If everything goes as planned, Little Tikes Co. soon will have a new owner, MGA Entertainment Inc.
Who is MGA Entertainment?
Most people, outside of the toy industry, have never heard of the company or its founder, Isaac Larian — not until you say the words “Bratz doll.” The sassily dressed dolls with the big, round eyes and cartoonish features have challenged Mattel Inc.'s Barbie. By hitting a bull's-eye with girls in the “tween”-aged category of 8 to 12, Isaac has made waves and won the respect of toy makers.
According to MGA's tag line, Bratz dolls have a “passion for fashion.”
The question now is: Will Larian have a passion for rotational molding? Larian clearly is a “toy-guy,” not a bean-counter. A good dose of entrepreneurial enthusiasm is just what Little Tikes and its 700 employees in Hudson, Ohio, need right now, after seven years of ownership by Newell Rubbermaid Inc., the publicly held giant that is cutting one-third of its 80 manufacturing factories and slashing 5,000 jobs.
Top executives made it clear they want to exit “resin-intensive” commodity products. (Can you say Little Tikes Cozy Coupe?)
Newell Rubbermaid leaders named their restructuring program Project Acceleration. It might as well be “Project Move Everything to China,” since that seems to be the plan. You need a score card to keep track of the plant closings, the tax abatement deals gone bad in recent years — many of them involving the plastics-heavy Rubbermaid Home Products.
But when it comes to Little Tikes, Newell Rubbermaid soon will be old news. The future lies with Larian. After the deal was announced Sept. 11, Larian issued a statement saying he was excited about buying Tikes. “We have not looked at the whole organization yet. For sure, the manufacturing and warehousing will stay in Ohio,” he said.
Bratz dolls are made in China, like nearly all toys these days. How will Larian handle one of the last toy factories left in the United States? Tikes uses the labor-intensive rotomolding process to make big parts with a lot of polyethylene, which saw prices shoot up as much as 50 percent after last year's hurricanes.
The rotomolding industry will be watching closely — especially Tom Murdough, who founded Little Tikes and created a new toy category. He sold Tikes to Rubbermaid Inc. in 1984, stayed on for five years, then quit after disagreements with Rubbermaid management. In 1991, he started Step2 Co. Today Step2 is located only about five miles from Tikes, its archrival.
The Step2-Little Tikes competition is intense.
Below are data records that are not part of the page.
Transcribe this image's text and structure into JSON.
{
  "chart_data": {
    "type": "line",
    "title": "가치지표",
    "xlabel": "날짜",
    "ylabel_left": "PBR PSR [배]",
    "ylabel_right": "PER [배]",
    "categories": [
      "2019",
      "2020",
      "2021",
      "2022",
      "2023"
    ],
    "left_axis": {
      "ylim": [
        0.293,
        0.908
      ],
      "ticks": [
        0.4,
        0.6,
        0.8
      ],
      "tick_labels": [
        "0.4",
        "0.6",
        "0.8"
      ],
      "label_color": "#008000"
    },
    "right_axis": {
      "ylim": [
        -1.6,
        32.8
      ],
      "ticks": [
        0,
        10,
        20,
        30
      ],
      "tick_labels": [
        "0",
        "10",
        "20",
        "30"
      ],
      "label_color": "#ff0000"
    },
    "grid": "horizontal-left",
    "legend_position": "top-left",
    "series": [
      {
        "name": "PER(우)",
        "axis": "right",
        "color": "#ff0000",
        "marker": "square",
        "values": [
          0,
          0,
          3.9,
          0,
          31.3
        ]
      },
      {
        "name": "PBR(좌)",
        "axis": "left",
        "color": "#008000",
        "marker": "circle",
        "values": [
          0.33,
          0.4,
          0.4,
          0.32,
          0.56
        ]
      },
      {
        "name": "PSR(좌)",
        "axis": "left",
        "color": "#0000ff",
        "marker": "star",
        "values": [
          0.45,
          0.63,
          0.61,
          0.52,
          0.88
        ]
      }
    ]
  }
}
But Isaac Larian and Tom Murdough appear to share key traits — most importantly, a love of toys and a spirit of innovation.
What remains to be seen is whether Larian also shares a commitment — long term — to making rotomolded toys in the United States. Given high resin prices, retailers squeezing the toy makers, and competition from video games, profit margins are under severe pressure for makers of the large, hollow toys.
We'll see if Larian has the stomach for it. Newell Rubbermaid did not. But his zeal for toys, in a rough-and-tumble industry full of huge competitors, could be the best news for Little Tikes and its employees.